The present application is described with reference to flowchart illustrations and/or block diagrams of methods, apparatus (systems), and computer program products according to embodiments of the application. It will be understood that each flow and/or block of the flow diagrams and/or block diagrams, and combinations of flows and/or blocks in the flow diagrams and/or block diagrams, can be implemented by computer program instructions. These computer program instructions may be provided to a processor of a general purpose computer, special purpose computer, embedded processor, or other programmable data processing apparatus to produce a machine, such that the instructions, which execute via the processor of the computer or other programmable data processing apparatus, create means for implementing the functions specified in the flowchart flow or flows and/or block diagram block or blocks.

These computer program instructions may also be stored in a computer-readable memory that can direct a computer or other programmable data processing apparatus to function in a particular manner, such that the instructions stored in the computer-readable memory produce an article of manufacture including instruction means which implement the function specified in the flowchart flow or flows and/or block diagram block or blocks.

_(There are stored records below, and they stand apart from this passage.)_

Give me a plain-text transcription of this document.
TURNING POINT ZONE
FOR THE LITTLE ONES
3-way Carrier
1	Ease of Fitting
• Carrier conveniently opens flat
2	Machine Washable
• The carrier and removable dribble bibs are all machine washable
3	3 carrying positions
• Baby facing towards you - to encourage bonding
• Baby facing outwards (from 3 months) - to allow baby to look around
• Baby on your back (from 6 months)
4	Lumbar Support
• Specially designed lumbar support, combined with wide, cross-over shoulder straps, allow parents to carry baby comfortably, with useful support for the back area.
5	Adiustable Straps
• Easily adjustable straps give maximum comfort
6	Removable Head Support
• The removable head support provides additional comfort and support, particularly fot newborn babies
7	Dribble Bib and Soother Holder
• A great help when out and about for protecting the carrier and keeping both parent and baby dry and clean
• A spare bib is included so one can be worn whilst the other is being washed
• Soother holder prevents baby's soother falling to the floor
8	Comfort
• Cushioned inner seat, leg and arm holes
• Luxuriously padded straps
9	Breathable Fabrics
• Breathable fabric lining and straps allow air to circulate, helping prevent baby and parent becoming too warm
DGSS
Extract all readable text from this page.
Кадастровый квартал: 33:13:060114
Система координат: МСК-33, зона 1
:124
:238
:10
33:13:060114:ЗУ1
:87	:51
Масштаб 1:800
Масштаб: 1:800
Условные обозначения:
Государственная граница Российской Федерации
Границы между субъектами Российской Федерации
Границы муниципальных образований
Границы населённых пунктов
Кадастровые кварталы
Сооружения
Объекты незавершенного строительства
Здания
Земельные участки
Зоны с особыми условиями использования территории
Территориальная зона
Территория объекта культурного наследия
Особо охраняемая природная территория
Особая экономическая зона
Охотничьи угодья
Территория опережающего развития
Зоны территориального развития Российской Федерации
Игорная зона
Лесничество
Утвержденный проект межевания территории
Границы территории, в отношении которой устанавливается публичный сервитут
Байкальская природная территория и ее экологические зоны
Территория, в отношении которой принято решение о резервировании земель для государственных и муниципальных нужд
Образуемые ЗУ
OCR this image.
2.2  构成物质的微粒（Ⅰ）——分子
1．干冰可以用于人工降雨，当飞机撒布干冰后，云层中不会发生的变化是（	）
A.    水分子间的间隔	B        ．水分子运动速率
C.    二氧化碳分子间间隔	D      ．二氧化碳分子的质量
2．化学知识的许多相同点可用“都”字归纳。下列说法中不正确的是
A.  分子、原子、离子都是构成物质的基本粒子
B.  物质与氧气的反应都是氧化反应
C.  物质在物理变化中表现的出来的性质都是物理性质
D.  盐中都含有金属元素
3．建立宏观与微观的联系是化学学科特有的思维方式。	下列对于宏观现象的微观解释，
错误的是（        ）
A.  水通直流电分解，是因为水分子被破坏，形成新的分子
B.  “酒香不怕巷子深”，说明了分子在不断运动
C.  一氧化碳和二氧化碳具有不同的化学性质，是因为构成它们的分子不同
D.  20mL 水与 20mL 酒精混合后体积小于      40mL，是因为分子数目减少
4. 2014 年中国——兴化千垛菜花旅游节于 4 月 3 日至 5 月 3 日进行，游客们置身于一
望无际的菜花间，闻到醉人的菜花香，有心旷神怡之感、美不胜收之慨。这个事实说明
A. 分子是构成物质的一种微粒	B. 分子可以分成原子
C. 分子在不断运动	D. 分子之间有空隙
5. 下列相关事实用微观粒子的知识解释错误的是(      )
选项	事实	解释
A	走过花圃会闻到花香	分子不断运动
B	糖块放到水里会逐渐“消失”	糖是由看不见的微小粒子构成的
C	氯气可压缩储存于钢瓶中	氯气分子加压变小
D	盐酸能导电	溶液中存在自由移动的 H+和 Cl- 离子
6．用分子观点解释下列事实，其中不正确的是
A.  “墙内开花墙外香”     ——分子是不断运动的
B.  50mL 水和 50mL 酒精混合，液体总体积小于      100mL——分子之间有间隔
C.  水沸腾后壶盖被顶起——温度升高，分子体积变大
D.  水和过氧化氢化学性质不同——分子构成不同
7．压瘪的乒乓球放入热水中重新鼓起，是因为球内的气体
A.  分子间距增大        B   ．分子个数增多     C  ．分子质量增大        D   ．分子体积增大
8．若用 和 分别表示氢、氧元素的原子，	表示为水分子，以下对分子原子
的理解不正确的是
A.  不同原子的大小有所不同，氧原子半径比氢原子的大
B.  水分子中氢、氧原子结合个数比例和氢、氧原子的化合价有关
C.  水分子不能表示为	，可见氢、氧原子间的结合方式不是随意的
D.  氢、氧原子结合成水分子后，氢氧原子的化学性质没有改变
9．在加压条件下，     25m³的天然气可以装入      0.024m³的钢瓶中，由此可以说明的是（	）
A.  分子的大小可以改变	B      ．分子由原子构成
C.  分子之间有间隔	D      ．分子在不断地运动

These computer program instructions may also be loaded onto a computer or other programmable data processing apparatus to cause a series of operational steps to be performed on the computer or other programmable apparatus to produce a computer implemented process such that the instructions which execute on the computer or other programmable apparatus provide steps for implementing the functions specified in the flowchart flow or flows and/or block diagram block or blocks.

Finally, it should be noted that: the above embodiments are only for illustrating the technical solutions of the present invention and not for limiting the same, and although the present invention is described in detail with reference to the above embodiments, those of ordinary skill in the art should understand that: modifications and equivalents may be made to the embodiments of the invention without departing from the spirit and scope of the invention, which is to be covered by the claims.